Lilia Hellal of Rice Digital praised Rebecca as having an entertaining wholesome and volatile character, despite feeling she was sidelined too often in Edgerunners story. Hellal felt that her loudmouthed demeanor and vulgarity was a mask to hide her emotional pain at the loss of her brother, illustrated by her care and concern for others in the group. She further highlighted how at one point in the story she helps bring David out of a psychotic episode, and despite her unrequited feelings for him encourages him to save Lucy and goes along with the suicide mission. She further praised the character's bravery and loyalty, stating that her sudden death helped underline the melancholy feel of the series as a whole. Discussing her design, Hellal pointed out that her tattoos and color scheme suggested she was a former member of the Mox, a group of sex workers in the Cyberpunk setting, and further punctuated the sense of found family she brought to the show's cast.
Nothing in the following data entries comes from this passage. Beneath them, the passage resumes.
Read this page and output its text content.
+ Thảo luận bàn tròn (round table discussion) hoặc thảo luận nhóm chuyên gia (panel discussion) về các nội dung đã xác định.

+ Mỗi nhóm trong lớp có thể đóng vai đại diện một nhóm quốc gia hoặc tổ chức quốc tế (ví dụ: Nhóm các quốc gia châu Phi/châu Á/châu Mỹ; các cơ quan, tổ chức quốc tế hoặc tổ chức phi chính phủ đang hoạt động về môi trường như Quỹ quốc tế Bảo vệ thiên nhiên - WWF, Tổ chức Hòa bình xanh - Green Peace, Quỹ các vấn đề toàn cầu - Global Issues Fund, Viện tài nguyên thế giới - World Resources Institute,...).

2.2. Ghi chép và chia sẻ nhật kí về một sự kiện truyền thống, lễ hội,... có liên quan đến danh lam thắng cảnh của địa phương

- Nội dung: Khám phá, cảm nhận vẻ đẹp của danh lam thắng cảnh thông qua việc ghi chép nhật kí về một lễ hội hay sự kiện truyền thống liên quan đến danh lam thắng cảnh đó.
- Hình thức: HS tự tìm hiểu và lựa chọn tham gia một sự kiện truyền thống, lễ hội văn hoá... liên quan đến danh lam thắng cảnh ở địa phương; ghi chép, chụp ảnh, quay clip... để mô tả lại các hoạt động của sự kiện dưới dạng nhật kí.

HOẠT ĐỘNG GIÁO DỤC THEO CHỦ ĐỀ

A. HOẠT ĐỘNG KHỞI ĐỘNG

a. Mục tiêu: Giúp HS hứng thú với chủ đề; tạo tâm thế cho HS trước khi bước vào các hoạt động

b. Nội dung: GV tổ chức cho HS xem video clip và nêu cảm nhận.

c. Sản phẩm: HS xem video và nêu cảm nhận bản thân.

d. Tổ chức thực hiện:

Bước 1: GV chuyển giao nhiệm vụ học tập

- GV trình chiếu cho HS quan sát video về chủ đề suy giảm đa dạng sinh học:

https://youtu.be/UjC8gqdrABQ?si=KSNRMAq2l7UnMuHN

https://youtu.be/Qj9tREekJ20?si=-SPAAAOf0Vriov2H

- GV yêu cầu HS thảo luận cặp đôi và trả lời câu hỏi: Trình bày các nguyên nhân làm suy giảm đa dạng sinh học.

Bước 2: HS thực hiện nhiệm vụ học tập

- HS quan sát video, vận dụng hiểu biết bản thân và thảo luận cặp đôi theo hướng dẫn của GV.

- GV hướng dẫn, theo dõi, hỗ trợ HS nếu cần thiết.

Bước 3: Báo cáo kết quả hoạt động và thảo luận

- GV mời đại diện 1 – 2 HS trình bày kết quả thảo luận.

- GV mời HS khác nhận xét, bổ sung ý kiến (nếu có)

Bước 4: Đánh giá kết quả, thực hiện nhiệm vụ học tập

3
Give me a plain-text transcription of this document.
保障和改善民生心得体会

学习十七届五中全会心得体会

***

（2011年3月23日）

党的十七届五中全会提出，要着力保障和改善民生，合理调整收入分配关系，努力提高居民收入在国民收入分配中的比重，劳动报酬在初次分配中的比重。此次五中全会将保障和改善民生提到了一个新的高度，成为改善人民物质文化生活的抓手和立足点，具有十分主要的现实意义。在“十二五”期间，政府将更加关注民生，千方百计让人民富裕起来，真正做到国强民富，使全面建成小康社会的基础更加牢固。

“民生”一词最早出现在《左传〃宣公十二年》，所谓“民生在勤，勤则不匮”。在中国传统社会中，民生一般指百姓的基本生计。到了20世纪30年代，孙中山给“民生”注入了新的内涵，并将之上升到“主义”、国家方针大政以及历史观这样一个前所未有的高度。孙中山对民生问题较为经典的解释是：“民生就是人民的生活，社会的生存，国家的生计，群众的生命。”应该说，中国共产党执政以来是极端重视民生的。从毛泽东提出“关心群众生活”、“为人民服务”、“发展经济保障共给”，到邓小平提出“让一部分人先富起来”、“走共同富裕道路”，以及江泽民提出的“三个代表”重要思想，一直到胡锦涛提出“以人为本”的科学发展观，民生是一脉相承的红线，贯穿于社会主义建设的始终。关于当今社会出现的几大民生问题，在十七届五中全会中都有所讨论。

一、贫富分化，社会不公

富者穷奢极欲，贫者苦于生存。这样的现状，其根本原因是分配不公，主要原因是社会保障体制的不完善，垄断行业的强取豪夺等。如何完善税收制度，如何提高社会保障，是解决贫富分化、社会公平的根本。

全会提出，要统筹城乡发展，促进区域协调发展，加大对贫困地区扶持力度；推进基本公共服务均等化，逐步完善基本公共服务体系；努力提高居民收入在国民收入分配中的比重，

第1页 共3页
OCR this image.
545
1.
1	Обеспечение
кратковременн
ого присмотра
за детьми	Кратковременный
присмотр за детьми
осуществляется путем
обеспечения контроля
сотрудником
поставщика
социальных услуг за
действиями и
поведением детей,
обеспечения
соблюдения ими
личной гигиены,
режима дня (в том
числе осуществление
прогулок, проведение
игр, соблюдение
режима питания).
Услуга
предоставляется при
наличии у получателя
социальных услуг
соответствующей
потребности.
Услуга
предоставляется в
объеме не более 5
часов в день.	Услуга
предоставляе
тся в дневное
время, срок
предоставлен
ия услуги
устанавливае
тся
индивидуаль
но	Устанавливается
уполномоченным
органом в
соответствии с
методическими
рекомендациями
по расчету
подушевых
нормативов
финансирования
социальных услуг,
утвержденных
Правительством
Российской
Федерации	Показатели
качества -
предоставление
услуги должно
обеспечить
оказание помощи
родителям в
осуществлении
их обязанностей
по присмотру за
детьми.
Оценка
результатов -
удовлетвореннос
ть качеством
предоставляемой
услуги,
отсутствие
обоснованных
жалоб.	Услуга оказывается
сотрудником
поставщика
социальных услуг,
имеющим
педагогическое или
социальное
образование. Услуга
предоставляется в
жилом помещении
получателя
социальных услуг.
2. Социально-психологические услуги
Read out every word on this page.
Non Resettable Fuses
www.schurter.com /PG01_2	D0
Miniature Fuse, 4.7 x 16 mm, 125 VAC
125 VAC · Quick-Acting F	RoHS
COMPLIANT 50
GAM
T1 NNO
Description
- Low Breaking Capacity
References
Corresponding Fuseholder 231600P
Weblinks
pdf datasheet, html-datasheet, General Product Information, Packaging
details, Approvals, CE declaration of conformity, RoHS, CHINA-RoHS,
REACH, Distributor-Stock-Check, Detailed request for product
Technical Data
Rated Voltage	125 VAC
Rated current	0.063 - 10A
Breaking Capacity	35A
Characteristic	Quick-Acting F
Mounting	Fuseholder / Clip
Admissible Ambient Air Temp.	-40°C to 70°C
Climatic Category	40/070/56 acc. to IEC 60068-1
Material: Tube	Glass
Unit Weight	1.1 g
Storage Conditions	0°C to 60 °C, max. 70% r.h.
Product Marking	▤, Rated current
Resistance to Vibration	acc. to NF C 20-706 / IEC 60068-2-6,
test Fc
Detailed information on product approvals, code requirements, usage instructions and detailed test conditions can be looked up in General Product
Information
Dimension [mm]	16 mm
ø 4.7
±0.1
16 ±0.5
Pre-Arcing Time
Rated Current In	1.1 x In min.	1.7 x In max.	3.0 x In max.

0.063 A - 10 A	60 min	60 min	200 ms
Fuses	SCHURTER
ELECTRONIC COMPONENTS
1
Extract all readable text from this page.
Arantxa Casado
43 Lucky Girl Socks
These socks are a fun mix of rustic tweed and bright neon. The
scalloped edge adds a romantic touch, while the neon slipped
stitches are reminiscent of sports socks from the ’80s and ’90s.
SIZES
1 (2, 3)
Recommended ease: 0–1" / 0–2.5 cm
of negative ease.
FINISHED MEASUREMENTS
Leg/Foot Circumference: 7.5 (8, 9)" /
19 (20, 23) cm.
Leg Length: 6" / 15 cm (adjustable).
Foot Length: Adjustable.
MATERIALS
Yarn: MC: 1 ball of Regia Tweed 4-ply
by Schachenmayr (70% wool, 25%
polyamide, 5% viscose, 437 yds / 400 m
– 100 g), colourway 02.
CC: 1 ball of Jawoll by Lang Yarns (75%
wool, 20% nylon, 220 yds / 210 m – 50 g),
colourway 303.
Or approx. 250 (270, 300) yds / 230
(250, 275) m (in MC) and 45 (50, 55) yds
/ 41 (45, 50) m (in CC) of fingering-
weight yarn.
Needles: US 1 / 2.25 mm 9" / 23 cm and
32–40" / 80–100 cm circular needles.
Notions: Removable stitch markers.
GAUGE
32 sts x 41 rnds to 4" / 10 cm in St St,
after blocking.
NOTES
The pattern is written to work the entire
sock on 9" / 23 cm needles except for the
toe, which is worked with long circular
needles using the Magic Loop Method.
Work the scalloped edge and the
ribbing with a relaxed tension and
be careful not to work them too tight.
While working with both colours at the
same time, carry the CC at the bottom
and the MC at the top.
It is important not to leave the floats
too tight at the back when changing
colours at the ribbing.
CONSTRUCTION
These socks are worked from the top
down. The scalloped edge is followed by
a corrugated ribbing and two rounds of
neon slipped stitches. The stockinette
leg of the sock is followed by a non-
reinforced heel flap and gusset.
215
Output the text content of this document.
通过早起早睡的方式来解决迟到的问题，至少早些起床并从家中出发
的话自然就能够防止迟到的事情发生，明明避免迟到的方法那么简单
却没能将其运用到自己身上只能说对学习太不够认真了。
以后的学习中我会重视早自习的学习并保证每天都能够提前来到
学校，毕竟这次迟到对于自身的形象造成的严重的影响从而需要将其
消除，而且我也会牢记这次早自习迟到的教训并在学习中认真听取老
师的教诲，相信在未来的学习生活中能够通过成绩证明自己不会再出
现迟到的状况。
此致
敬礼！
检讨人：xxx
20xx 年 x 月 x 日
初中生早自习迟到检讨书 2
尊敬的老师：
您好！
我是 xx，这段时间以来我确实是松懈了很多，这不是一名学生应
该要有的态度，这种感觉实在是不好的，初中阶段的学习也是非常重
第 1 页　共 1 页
Meanwhile, Jade King of TheGamer felt that Rebecca represented anime's obsession with the loli character archetype. While she agreed with Trigger's decision to keep the character, arguing that petite and shorter women would exist in Cyberpunks dystopian world, she felt the character did not lean into that distinction with "pure intentions". Specifically citing how the character was introduced in her underwear, King expressed Rebecca was presented so the viewer would examine her figure without knowing anything about her, "taking in her small height, flat chest, and immature figure at face value like it is something to be admired". She added that while Rebecca was framed as capable and an adult, she expressed her dislike that Rebecca was the only character she saw framed as a young child, and dismay at fan response to this aspect which she felt carried into her casual attire's exposed legs. Despite this, she considered Rebecca a bright spot in Edgerunnerss storytelling, just hampered by the perceived sexualization.

In contrast, Hiroki Tokunaga of Game Watch praised her design, stating that while all of the characters had personality that fit the worldview, Rebecca stood out for her appearance, praising the contrast of her pink tattoos with her skin and stating their placement made her look "quite impactful". While he staff of Game Spark commented on her small body, they also emphasized her nose, describing the bridge as particularly strong. Inaka Frog of Real Sound stated that while CD Projeckt Red's rejection of the design made sense within the scope of their world, they also understood why Studio Trigger pushed for their inclusion, as without such a character the overall production would have felt one-sided and not had the same sort of fun they saw as inherent to anime, and enjoyed the contrast of her young woman appearance to her aggressive outlaw persona. In light of her popularity, Frog stated that Rebecca represented the difference in ideals between the two companies that ended up elevating the overall work and helped make it more interesting, with fans seeing her as a mascot for it.

In a review of Madness, Elijah Gonzalez for AV Club stated that while the story focused on Rebecca's earlier, less experienced days, it helped demonstrate why she was such a popular character through a "compelling combination of do-gooderism and trigger-happy outbursts" on her part. He additionally enjoyed how it helped flesh out her character's interests and goals prior to her appearance in the anime, as well as her brother and how he regarded and treated Rebecca.